Но еще сильнее меня поражает другое. От тела странника отделяется тень, вибрируя цветами точно так же, как и камень. Она дрожит, подергивается, принимает форму цветка и поглощает хищника, снова сокращая его размеры. По полу разбегаются мелкие отростки, щелкая от страха зубками, тень испепеляет их одного за одним, но вдруг меркнет.

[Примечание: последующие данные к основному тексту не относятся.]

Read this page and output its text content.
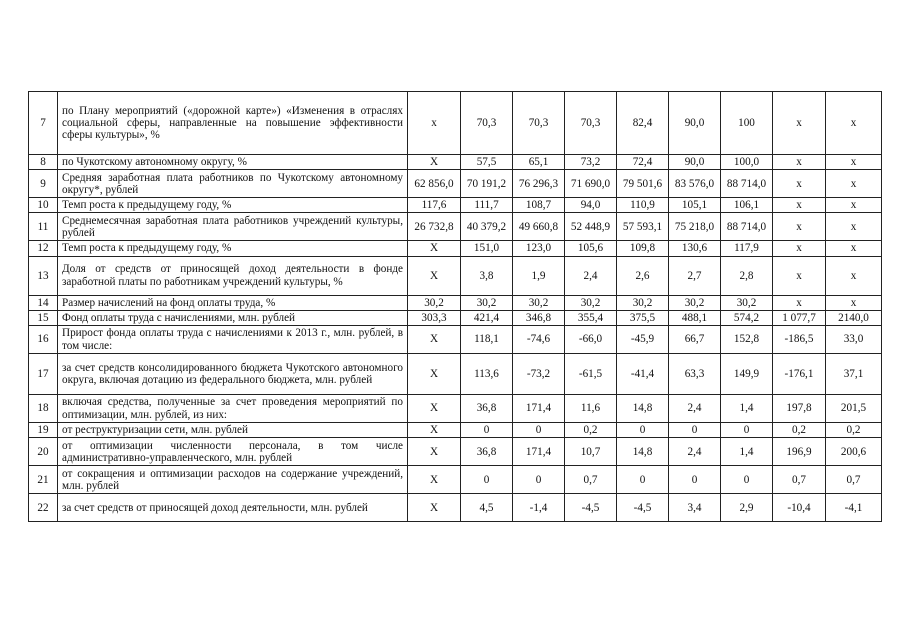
7	по Плану мероприятий («дорожной карте») «Изменения в отраслях социальной сферы, направленные на повышение эффективности сферы культуры», %	х	70,3	70,3	70,3	82,4	90,0	100	х	х
8	по Чукотскому автономному округу, %	Х	57,5	65,1	73,2	72,4	90,0	100,0	х	х
9	Средняя заработная плата работников по Чукотскому автономному округу*, рублей	62 856,0	70 191,2	76 296,3	71 690,0	79 501,6	83 576,0	88 714,0	х	х
10	Темп роста к предыдущему году, %	117,6	111,7	108,7	94,0	110,9	105,1	106,1	х	х
11	Среднемесячная заработная плата работников учреждений культуры, рублей	26 732,8	40 379,2	49 660,8	52 448,9	57 593,1	75 218,0	88 714,0	х	х
12	Темп роста к предыдущему году, %	Х	151,0	123,0	105,6	109,8	130,6	117,9	х	х
13	Доля от средств от приносящей доход деятельности в фонде заработной платы по работникам учреждений культуры, %	Х	3,8	1,9	2,4	2,6	2,7	2,8	х	х
14	Размер начислений на фонд оплаты труда, %	30,2	30,2	30,2	30,2	30,2	30,2	30,2	х	х
15	Фонд оплаты труда с начислениями, млн. рублей	303,3	421,4	346,8	355,4	375,5	488,1	574,2	1 077,7	2140,0
16	Прирост фонда оплаты труда с начислениями к 2013 г., млн. рублей, в том числе:	Х	118,1	-74,6	-66,0	-45,9	66,7	152,8	-186,5	33,0
17	за счет средств консолидированного бюджета Чукотского автономного округа, включая дотацию из федерального бюджета, млн. рублей	Х	113,6	-73,2	-61,5	-41,4	63,3	149,9	-176,1	37,1
18	включая средства, полученные за счет проведения мероприятий по оптимизации, млн. рублей, из них:	Х	36,8	171,4	11,6	14,8	2,4	1,4	197,8	201,5
19	от реструктуризации сети, млн. рублей	Х	0	0	0,2	0	0	0	0,2	0,2
20	от оптимизации численности персонала, в том числе административно-управленческого, млн. рублей	Х	36,8	171,4	10,7	14,8	2,4	1,4	196,9	200,6
21	от сокращения и оптимизации расходов на содержание учреждений, млн. рублей	Х	0	0	0,7	0	0	0	0,7	0,7
22	за счет средств от приносящей доход деятельности, млн. рублей	Х	4,5	-1,4	-4,5	-4,5	3,4	2,9	-10,4	-4,1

Мужчина крякает от боли, сгибаясь пополам. Находит в себе силы выпрямиться и приближается ко мне в два шага. Берет за руку, вертит мою ладонь так и сяк, резко притягивает к себе и откидывает мой капюшон. Тело пробивает самая настоящая молния, иначе и не объяснить. Черная перчатка царапает мне подбородок. Только сейчас я замечаю на ней когти. Я вновь вижу лишь губы мужчины, прямую, непоколебимую линию рта. Глаза и нос скрыты капюшоном. Понимаю, что моя голова не покрыта, что волосы растрепаны, как и мои чувства, что там, среди черных локонов сверкает «колдовская прядь». Еще никогда я не казалась себе такой уязвимой.

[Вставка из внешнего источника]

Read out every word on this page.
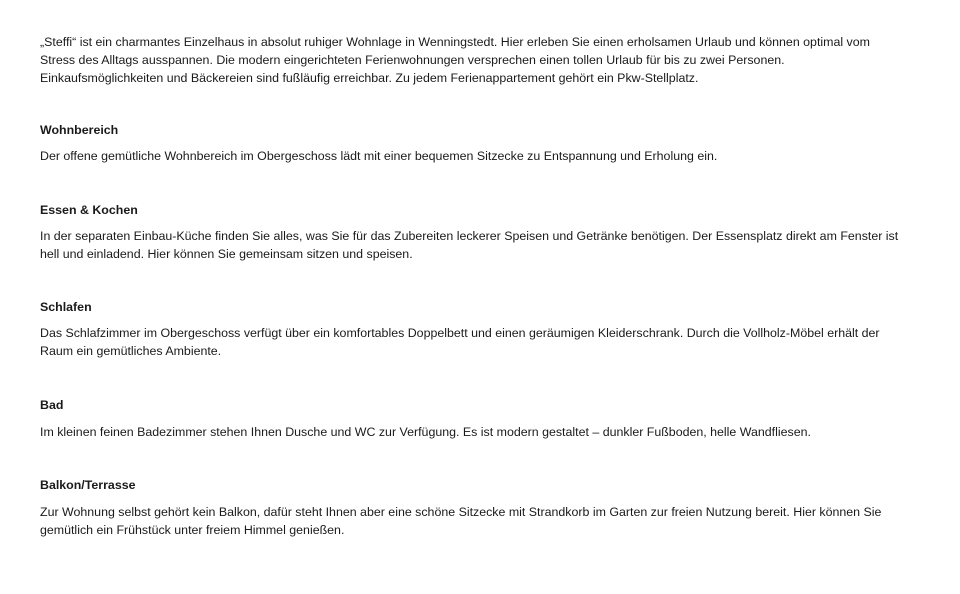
„Steffi“ ist ein charmantes Einzelhaus in absolut ruhiger Wohnlage in Wenningstedt. Hier erleben Sie einen erholsamen Urlaub und können optimal vom Stress des Alltags ausspannen. Die modern eingerichteten Ferienwohnungen versprechen einen tollen Urlaub für bis zu zwei Personen. Einkaufsmöglichkeiten und Bäckereien sind fußläufig erreichbar. Zu jedem Ferienappartement gehört ein Pkw-Stellplatz.

Wohnbereich

Der offene gemütliche Wohnbereich im Obergeschoss lädt mit einer bequemen Sitzecke zu Entspannung und Erholung ein.

Essen & Kochen

In der separaten Einbau-Küche finden Sie alles, was Sie für das Zubereiten leckerer Speisen und Getränke benötigen. Der Essensplatz direkt am Fenster ist hell und einladend. Hier können Sie gemeinsam sitzen und speisen.

Schlafen

Das Schlafzimmer im Obergeschoss verfügt über ein komfortables Doppelbett und einen geräumigen Kleiderschrank. Durch die Vollholz-Möbel erhält der Raum ein gemütliches Ambiente.

Bad

Im kleinen feinen Badezimmer stehen Ihnen Dusche und WC zur Verfügung. Es ist modern gestaltet – dunkler Fußboden, helle Wandfliesen.

Balkon/Terrasse

Zur Wohnung selbst gehört kein Balkon, dafür steht Ihnen aber eine schöne Sitzecke mit Strandkorb im Garten zur freien Nutzung bereit. Hier können Sie gemütlich ein Frühstück unter freiem Himmel genießen.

– Почему ты молчишь? Кто ты? – шепчет мужчина.

Я вдруг разом вспоминаю все наказы магистри Селестины. Не поднимаю глаз. Крепко зажмуриваюсь, так сильно, будто этот человек может ударить меня. Не знаю, откуда такие мысли. Но эта сила, что исходила от него, и камень… Не думала, что когда-нибудь увижу подобное, кроме как на страницах «Книги». Да и там было всего несколько рисунков. Хотя как же камушек в моем кармане?

Слышу колокольчик и открываю глаза. Мужчины и след простыл. Мне даже кажется, что я все себе выдумала. Шаркающие шаги заставляют меня очнуться. Возвращается Мадьес с целой охапкой копривы.

– О святая малина! Что здесь произошло?

Кавардак как был, так и остался, но, должно быть, дед видел в своем хаосе некий порядок.

Из-под ящика выползает один пронырливый стебелек, но не успеваю я и пикнуть, как дед Мадьес прихлопывает его тапком, не хуже паука.

– Омерзелла! Вот ты ж хрен садовый! Мелкая тварь! Как только в дом пробралась. Так что там с Лирией? – Седовласая голова обращается ко мне. – А знаешь что, Ирис, думаю, пришло мне время самому к ней наведаться.

Глава 3. Безмолвная

…невеста Сотмира. Дева в черном…

Призрак

Эта девчонка… Снова попалась мне под ноги. Могла ли она служить силомантам? Возможно, они ожидали здесь кого-то вроде меня. Охота на Проблеск началась.

Моя рана все еще свежа – в Малые Королевства пробрались и другие, которые желают заполучить невиданную силу. Двое силомантов-новичков, достаточно дерзкие и отчаянные, чтобы пересечь Кольцо, но сноровки им точно не хватает. Они едва научились пользоваться силоцветами и сразу отправились по поручениям. Орден уже далеко не тот, что прежде, и шлет за исполнением пророчества молодняк, пока их самые мощные бойцы заседают в своих дворцах.

И все же один из силомантов ранил меня.

Накладываю мазь поверх раны, с ухмылкой вспоминая хорошенькое личико этой девчонки… Ирис. Слишком милая и наивная для шпионки. Или же она мастер маскировки. Это мне, возможно, предстоит выяснить. Что-то подсказывает, что мы еще пересечемся, и не раз.